The combination of CPT-11, paclitaxel, and carboplatin can be safely administered and is active in the treatment of advanced NSCLC. Based on the favorable survival outcome, this regimen is undergoing evaluation in prospective randomized trials. Cancer 2002;95:1520–7. © 2002 American Cancer Society.
Lung carcinoma remains the leading cause of cancer death in the United States.1 In 2001, approximately 169,500 new cases and 157,400 deaths from this disease are expected.1 Nonsmall cell lung carcinoma (NSCLC) accounts for 75–80% of all lung cancers. Most patients (70%) with newly diagnosed NSCLC have locally advanced (Stage IIIB) or metastatic disease (Stage IV) at the time of diagnosis.2 For patients with a good performance status, systemic treatment is the standard of care.3 Platinum-based, two-drug chemotherapy regimens clearly prolong survival and palliate symptoms in this population.4–8 However, median survival with such regimens remains 8–10 months, and 1-year survival rates are 30–40%.9 Clearly new strategies are required to make further therapeutic gains in this disease setting.

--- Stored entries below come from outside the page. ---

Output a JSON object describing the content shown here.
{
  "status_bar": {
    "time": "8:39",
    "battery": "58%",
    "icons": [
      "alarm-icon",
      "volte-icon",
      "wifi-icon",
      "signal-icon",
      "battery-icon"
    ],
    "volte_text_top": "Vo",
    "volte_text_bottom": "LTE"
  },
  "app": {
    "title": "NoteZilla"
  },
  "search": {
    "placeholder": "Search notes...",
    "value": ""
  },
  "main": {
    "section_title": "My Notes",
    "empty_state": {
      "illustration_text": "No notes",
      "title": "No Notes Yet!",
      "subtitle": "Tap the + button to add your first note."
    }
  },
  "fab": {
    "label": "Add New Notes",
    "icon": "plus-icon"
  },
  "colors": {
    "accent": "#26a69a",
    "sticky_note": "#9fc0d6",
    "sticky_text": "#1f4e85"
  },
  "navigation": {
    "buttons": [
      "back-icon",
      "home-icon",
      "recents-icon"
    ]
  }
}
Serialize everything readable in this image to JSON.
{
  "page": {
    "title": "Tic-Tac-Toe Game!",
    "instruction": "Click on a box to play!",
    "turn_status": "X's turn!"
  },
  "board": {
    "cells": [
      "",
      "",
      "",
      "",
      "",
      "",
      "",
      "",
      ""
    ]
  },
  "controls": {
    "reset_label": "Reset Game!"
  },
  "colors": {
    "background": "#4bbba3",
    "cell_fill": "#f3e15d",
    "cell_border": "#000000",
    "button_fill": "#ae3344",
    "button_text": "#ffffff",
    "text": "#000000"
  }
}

The combination of carboplatin and paclitaxel represents one of the current standards of care for advanced or metastatic NSCLC based on the results of several recent Phase III trials.10–13 Dose-limiting toxicity (DLT) has consisted primarily of mild to moderate myalgia/arthralgias or cumulative sensory neuropathy, while myelosuppression has been modest. In general, carboplatin/paclitaxel has been associated with significantly lower rates of severe toxicity compared with cisplatin-based doublet regimens.12, 14 Given this toxicity profile, incorporation of a third active agent with carboplatin and paclitaxel was considered a strategy that could enhance therapeutic outcomes.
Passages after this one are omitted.